The negative effects of road surfaces on local, regional, and national ecosystems is empirically evidenced and a large contributing factor to the increasingly large carbon footprint of developed nations (Switalski, et al. 2004). The use of primarily asphalt and tar-based paving techniques though providing an effective road surface is damaging not only in the retention of solar radiation which raises the internal temperature of the earth, but also in the associated chemical run off, and necessary disruption of existing vegetation and animal life (Forman, 1999). The impact of human manufacturing and agricultural business on the climate is seemingly an inevitability of civilization. However, there are areas of waste which can be limited or repurposed granted initially at an expense, but ultimately beneficial in the long-term not only for individual nations, but also for the global environment as well (Switalski, et al. 2004).

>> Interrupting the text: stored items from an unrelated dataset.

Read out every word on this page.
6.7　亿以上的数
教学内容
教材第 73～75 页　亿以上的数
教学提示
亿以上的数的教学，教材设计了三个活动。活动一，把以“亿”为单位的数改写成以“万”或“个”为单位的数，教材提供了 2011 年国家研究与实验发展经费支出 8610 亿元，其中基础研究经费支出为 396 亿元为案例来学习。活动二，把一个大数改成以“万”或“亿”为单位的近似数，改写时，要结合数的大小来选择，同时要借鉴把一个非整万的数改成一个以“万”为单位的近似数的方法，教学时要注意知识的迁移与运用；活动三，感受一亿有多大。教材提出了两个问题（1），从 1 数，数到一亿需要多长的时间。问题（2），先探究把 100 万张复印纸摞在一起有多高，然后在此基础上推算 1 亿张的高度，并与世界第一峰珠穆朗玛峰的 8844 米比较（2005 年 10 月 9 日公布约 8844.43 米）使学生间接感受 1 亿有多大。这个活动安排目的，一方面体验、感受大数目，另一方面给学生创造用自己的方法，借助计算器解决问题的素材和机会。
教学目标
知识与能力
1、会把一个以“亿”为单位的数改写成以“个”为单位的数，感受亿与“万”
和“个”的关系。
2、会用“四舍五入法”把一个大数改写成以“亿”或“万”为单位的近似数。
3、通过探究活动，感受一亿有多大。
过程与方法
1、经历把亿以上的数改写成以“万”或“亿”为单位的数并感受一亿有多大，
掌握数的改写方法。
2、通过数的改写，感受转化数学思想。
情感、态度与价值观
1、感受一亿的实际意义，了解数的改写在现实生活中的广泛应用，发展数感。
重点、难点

Road surfaces are composed primarily of tar and asphalt-based pavement. This static substance leaches harmful toxins such as heavy metals and polycyclic aromatic hydrocarbons into the soil and ground water not only as a result of asphalt's inherent chemical makeup but also as a result of the interaction with vehicles and their associated waste (Kosson, et al. 2002). Further, when road surfaces must be replaced approximately once every ten years, there are large tracts of road material which must either be reused or disposed of spreading the effects of such toxins further than road ways and surrounding areas but into landfills and playgrounds where it may potentially come in direct contact with community water tables or even children and family pets.

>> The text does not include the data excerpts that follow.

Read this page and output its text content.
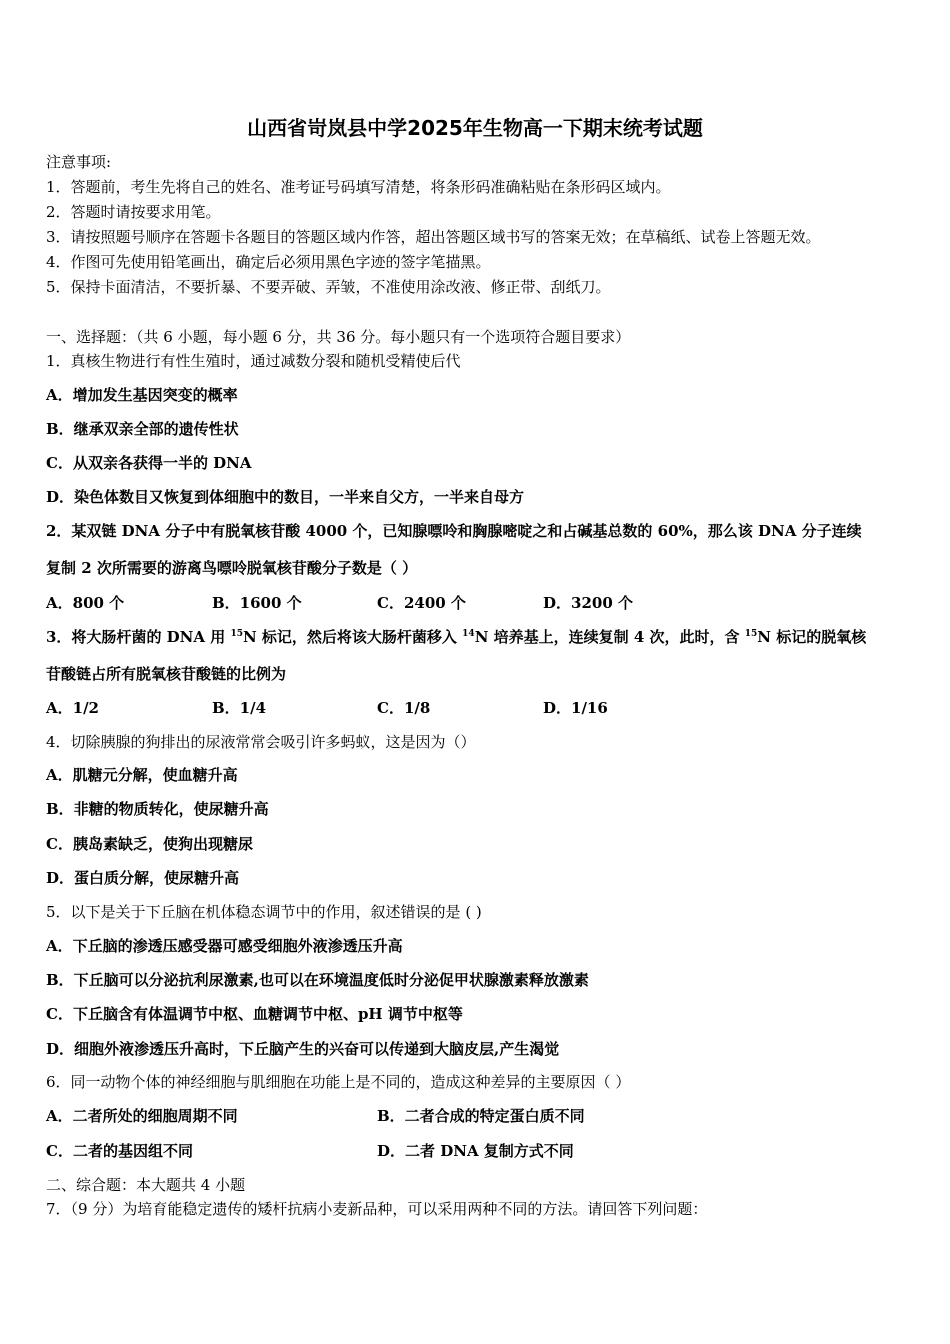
山西省岢岚县中学2025年生物高一下期末统考试题
注意事项:
1．答题前，考生先将自己的姓名、准考证号码填写清楚，将条形码准确粘贴在条形码区域内。
2．答题时请按要求用笔。
3．请按照题号顺序在答题卡各题目的答题区域内作答，超出答题区域书写的答案无效；在草稿纸、试卷上答题无效。
4．作图可先使用铅笔画出，确定后必须用黑色字迹的签字笔描黑。
5．保持卡面清洁，不要折暴、不要弄破、弄皱，不准使用涂改液、修正带、刮纸刀。
一、选择题：（共 6 小题，每小题 6 分，共 36 分。每小题只有一个选项符合题目要求）
1．真核生物进行有性生殖时，通过减数分裂和随机受精使后代
A．增加发生基因突变的概率
B．继承双亲全部的遗传性状
C．从双亲各获得一半的 DNA
D．染色体数目又恢复到体细胞中的数目，一半来自父方，一半来自母方
2．某双链 DNA 分子中有脱氧核苷酸 4000 个，已知腺嘌呤和胸腺嘧啶之和占碱基总数的 60%，那么该 DNA 分子连续
复制 2 次所需要的游离鸟嘌呤脱氧核苷酸分子数是（ ）
A．800 个	B．1600 个	C．2400 个	D．3200 个
3．将大肠杆菌的 DNA 用 $^{15}$N 标记，然后将该大肠杆菌移入 $^{14}$N 培养基上，连续复制 4 次，此时，含 $^{15}$N 标记的脱氧核
苷酸链占所有脱氧核苷酸链的比例为
A．1/2	B．1/4	C．1/8	D．1/16
4．切除胰腺的狗排出的尿液常常会吸引许多蚂蚁，这是因为（）
A．肌糖元分解，使血糖升高
B．非糖的物质转化，使尿糖升高
C．胰岛素缺乏，使狗出现糖尿
D．蛋白质分解，使尿糖升高
5．以下是关于下丘脑在机体稳态调节中的作用，叙述错误的是 ( )
A．下丘脑的渗透压感受器可感受细胞外液渗透压升高
B．下丘脑可以分泌抗利尿激素,也可以在环境温度低时分泌促甲状腺激素释放激素
C．下丘脑含有体温调节中枢、血糖调节中枢、pH 调节中枢等
D．细胞外液渗透压升高时，下丘脑产生的兴奋可以传递到大脑皮层,产生渴觉
6．同一动物个体的神经细胞与肌细胞在功能上是不同的，造成这种差异的主要原因（ ）
A．二者所处的细胞周期不同	B．二者合成的特定蛋白质不同
C．二者的基因组不同	D．二者 DNA 复制方式不同
二、综合题：本大题共 4 小题
7．（9 分）为培育能稳定遗传的矮杆抗病小麦新品种，可以采用两种不同的方法。请回答下列问题：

Using alternative paving materials, while still utilizing the highly inorganic and ecologically disruptive method of "paving" is counterproductive in that the inherent problems with road surface is as much its construction as its chemical composition (Reid, 2000). There is enough paved roadway in the United States alone to drive to the moon and back again. This incomprehensibly large space serves no other purpose than the conveyance of human beings and goods from one point to another (Reid, 2000). While transportation is vital to the successful continuation of human progress, the method by which that transportation is achieved is constrained only by efficacy and imagination.

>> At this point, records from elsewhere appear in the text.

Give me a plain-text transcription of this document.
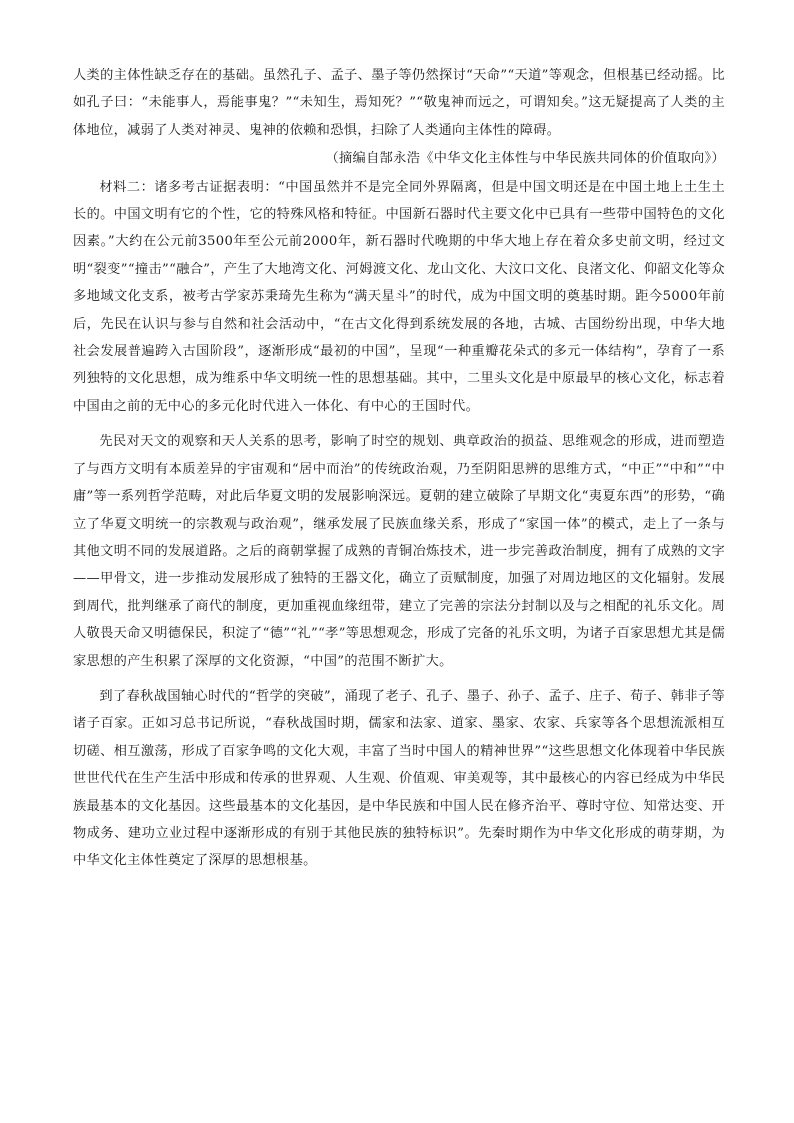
人类的主体性缺乏存在的基础。虽然孔子、孟子、墨子等仍然探讨“天命”“天道”等观念，但根基已经动摇。比如孔子曰：“未能事人，焉能事鬼？”“未知生，焉知死？”“敬鬼神而远之，可谓知矣。”这无疑提高了人类的主体地位，减弱了人类对神灵、鬼神的依赖和恐惧，扫除了人类通向主体性的障碍。

（摘编自郜永浩《中华文化主体性与中华民族共同体的价值取向》）

材料二：诸多考古证据表明：“中国虽然并不是完全同外界隔离，但是中国文明还是在中国土地上土生土长的。中国文明有它的个性，它的特殊风格和特征。中国新石器时代主要文化中已具有一些带中国特色的文化因素。”大约在公元前3500年至公元前2000年，新石器时代晚期的中华大地上存在着众多史前文明，经过文明“裂变”“撞击”“融合”，产生了大地湾文化、河姆渡文化、龙山文化、大汶口文化、良渚文化、仰韶文化等众多地域文化支系，被考古学家苏秉琦先生称为“满天星斗”的时代，成为中国文明的奠基时期。距今5000年前后，先民在认识与参与自然和社会活动中，“在古文化得到系统发展的各地，古城、古国纷纷出现，中华大地社会发展普遍跨入古国阶段”，逐渐形成“最初的中国”，呈现“一种重瓣花朵式的多元一体结构”，孕育了一系列独特的文化思想，成为维系中华文明统一性的思想基础。其中，二里头文化是中原最早的核心文化，标志着中国由之前的无中心的多元化时代进入一体化、有中心的王国时代。

先民对天文的观察和天人关系的思考，影响了时空的规划、典章政治的损益、思维观念的形成，进而塑造了与西方文明有本质差异的宇宙观和“居中而治”的传统政治观，乃至阴阳思辨的思维方式，“中正”“中和”“中庸”等一系列哲学范畴，对此后华夏文明的发展影响深远。夏朝的建立破除了早期文化“夷夏东西”的形势，“确立了华夏文明统一的宗教观与政治观”，继承发展了民族血缘关系，形成了“家国一体”的模式，走上了一条与其他文明不同的发展道路。之后的商朝掌握了成熟的青铜冶炼技术，进一步完善政治制度，拥有了成熟的文字——甲骨文，进一步推动发展形成了独特的王器文化，确立了贡赋制度，加强了对周边地区的文化辐射。发展到周代，批判继承了商代的制度，更加重视血缘纽带，建立了完善的宗法分封制以及与之相配的礼乐文化。周人敬畏天命又明德保民，积淀了“德”“礼”“孝”等思想观念，形成了完备的礼乐文明，为诸子百家思想尤其是儒家思想的产生积累了深厚的文化资源，“中国”的范围不断扩大。

到了春秋战国轴心时代的“哲学的突破”，涌现了老子、孔子、墨子、孙子、孟子、庄子、荀子、韩非子等诸子百家。正如习总书记所说，“春秋战国时期，儒家和法家、道家、墨家、农家、兵家等各个思想流派相互切磋、相互激荡，形成了百家争鸣的文化大观，丰富了当时中国人的精神世界”“这些思想文化体现着中华民族世世代代在生产生活中形成和传承的世界观、人生观、价值观、审美观等，其中最核心的内容已经成为中华民族最基本的文化基因。这些最基本的文化基因，是中华民族和中国人民在修齐治平、尊时守位、知常达变、开物成务、建功立业过程中逐渐形成的有别于其他民族的独特标识”。先秦时期作为中华文化形成的萌芽期，为中华文化主体性奠定了深厚的思想根基。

Currently, there are technologies in development which will allow for the collection of heat energy from paved roads not only for the purposes of contributing to the national grid (through thermoelectric generation) but also for the purposes of preventing ice forming within the road beds during winter (Switalski, et al. 2004). Additionally, piezoelectric devices can convert the pressure of cars driving over the road surface directly into electricity. Finally there is also a great deal of research going into the use of alternate materials which can be used to minimize the negative effects of leaching and ecological disruption (Forman & Deblinger, 2000).

This research independently may aid in the attainment of energy efficiency and environmental protection goals. However, each of these projects is being conducted independent of each other. What this study proposes is a combination of existing and yet to be developed road surface technologies and construction techniques which would capitalize on the inherent energy transfer between both cars and the road surface, as well as the sun and the road surface. This in combination with a more effective and dynamic containment matrix may ultimately not only have a long-term positive impact on the environment but also on the immediate ecological systems surrounding the road surface. I propose to test heat sensor receptor panels utilizing both solar and pressure energy in combination with a reclaimed rubber pellet bed and in a natural vegetation matrix.

Introduction

The need for improved road surface and road construction is apparent not only in the sheer number of automobiles passing along those roads but also the extremely negative environmental effects of inorganic structures which cover an area roughly equivalent to the size of South Carolina (Forman & Alexander, 1998). Agriculture and manufacturing are necessary industries and currently the dependence on oil which is no longer abundant in North America makes disasters like the BP oil spill and the Exxon Valdez oil spill which devastate the ocean ecosystem and severely disrupt carbon cycling through marine ecosystems an inevitability. Though altering the construction and surface of the road is a somewhat indirect approach to addressing global change, the tangential effects of making even small changes in this huge system will have highly significant positive consequences in the pursuit of developing planetary homeostasis where human needs as well as environmental concerns are equally balanced .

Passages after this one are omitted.